Lindenberg: Estranha-se a apatia popular. Veja porquê

É curioso como de umas semanas para cá alguns jornais do eixo Rio-São Paulo, notadamente, 'O Globo', vêm insistindo na tese de que há uma certa letargia na mocidade, quando não na sociedade brasileira, inerte diante da crise "moral" que atinge o Governo. Começou quando o correspondente do El País aqui, Juan Arias, mandou matéria para o jornal dele falando disso – ele não conseguia entender como a sociedade brasileira ficava passiva diante da crise que os jornais locais denunciam todo dia. Como o texto de Arias não causou repercussão aqui, o jornal da família Marinho resolveu fazer ele mesmo o que não encontrou nos outros. E mandou fazer matéria farta com o correspondente espanhol e, por cima, publicou o artigo publicado no El País.

Pois bem. Vira e mexe o jornal carioca e os paulistas tocam no assunto. 'O Globo' pegou a UNE como exemplo da letargia e ainda hoje reclama que a entidade não protesta, não se manifesta, é tomada por um silêncio total. Há uma nítida provocação do jornal para que os estudantes, pelo menos eles, saiam às ruas para protestar contra o Governo.

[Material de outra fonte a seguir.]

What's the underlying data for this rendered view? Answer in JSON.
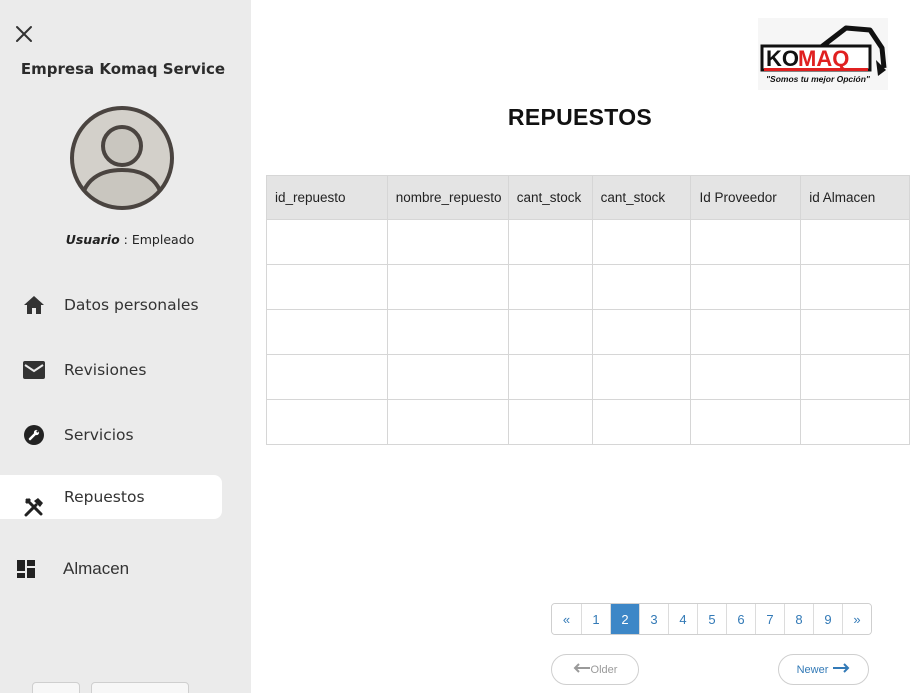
{
  "sidebar": {
    "company": "Empresa Komaq Service",
    "role_label": "Usuario",
    "role_sep": " : ",
    "role_value": "Empleado",
    "items": [
      {
        "label": "Datos personales",
        "icon": "home-icon"
      },
      {
        "label": "Revisiones",
        "icon": "mail-icon"
      },
      {
        "label": "Servicios",
        "icon": "wrench-icon"
      },
      {
        "label": "Repuestos",
        "icon": "tools-icon"
      },
      {
        "label": "Almacen",
        "icon": "dashboard-icon"
      }
    ],
    "active_item": "Repuestos"
  },
  "logo": {
    "text_ko": "KO",
    "text_maq": "MAQ",
    "tagline": "\"Somos tu mejor Opción\"",
    "accent_color": "#e02020"
  },
  "main": {
    "title": "REPUESTOS",
    "table": {
      "columns": [
        "id_repuesto",
        "nombre_repuesto",
        "cant_stock",
        "cant_stock",
        "Id Proveedor",
        "id Almacen"
      ],
      "rows": [
        [
          "",
          "",
          "",
          "",
          "",
          ""
        ],
        [
          "",
          "",
          "",
          "",
          "",
          ""
        ],
        [
          "",
          "",
          "",
          "",
          "",
          ""
        ],
        [
          "",
          "",
          "",
          "",
          "",
          ""
        ],
        [
          "",
          "",
          "",
          "",
          "",
          ""
        ]
      ]
    },
    "pagination": {
      "first": "«",
      "pages": [
        "1",
        "2",
        "3",
        "4",
        "5",
        "6",
        "7",
        "8",
        "9"
      ],
      "last": "»",
      "current": "2"
    },
    "pager": {
      "older": "Older",
      "newer": "Newer"
    }
  },
  "colors": {
    "sidebar_bg": "#ebebeb",
    "active_page": "#3d87c7",
    "link": "#337ab7"
  }
}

Mais do que provocação, parece haver um estímulo para as manifestações de rua, como se isso fosse resolver alguma coisa, já que não se imagina que a ação do jornal é para satisfazer o correspondente do El País, decepcionado porque aqui, ao contrário dos países do Oriente Médio, o povo está trabalhando, as lojas funcionando, o comércio idem, as indústrias sem greve e a polícia atrás dos ladrões – inclusive dos de colarinho branco, como vê a cada apresentação televisiva da Polícia Federal. Quando não de empresários e até policiais, como noticiou este jornal, ao relatar a prisão de um grupo que comprava e vendia carvão vegetal, produto da ação criminosa.

Os mais velhos – ou menos moços, melhor – lembram-se da campanha que esses mesmos jornais usaram nas décadas de 50 e 60 contra Getúlio, Juscelino Kubitschek e João Goulart, dando eco à famosa "banda de música" da UDN. Logrou êxito no primeiro caso, levando o presidente ao suicídio, a estratégia foi derrotada por JK, mas acabou ganhando com a deposição de Jango pelos militares, que finalmente levaram a UDN ao poder, ainda que na garupa, e por pouco tempo, uma vez que preferiam aposentar os políticos e governar com os tecnocratas – alguns deles ainda saltitantes por aí.

Ora, ninguém desconhece que há corrupção no país. Neste como em outro qualquer. Como não se pode desconhecer o esforço quer do Governo quer de outras instituições, como o Ministério Público, para combatê-la. Agora mesmo, a presidente Dilma Rousseff leva adiante pesada tarefa de promover uma "faxina" no Ministério dos Transportes. Mas isso não conta para os neoudenistas, ainda que seja forçoso reconhecer que a presidente só entrou de sola na questão depois de denúncias da imprensa. Mas o fez de maneira desassombrada, surpreendendo até os mais críticos que não imaginavam que em pouco mais de duas semanas demitisse, exonerasse ou tomasse o cargo de volta de 16 pessoas, entre as quais um ministro que tem o mandato de senador.

De forma que é no mínimo estranha a maneira como esses jornais do Rio e São Paulo estão se comportando. E não se trata aqui do noticiário, descontado o exagero, mas do incentivo que dão à possibilidade de manifestações de rua, quando não à provocação, como 'O Globo', no caso da UNE e na repercussão que deu à suposta perplexidade do correspondente espanhol. Nem a oposição, que nutre aqui ou ali uma espécie de ódio a Lula e ao PT, chega ao extremo de pedir aos estudantes que saiam às ruas, como se quisessem reeditar o caso Collor. Há uma diferença fundamental entre um governo e outro que qualquer iniciante em Ciências Políticas admite: Collor perdera o apoio da população, enquanto os governos Lula e Dilma se fundamentam exatamente nele. Gostem ou não os seus críticos.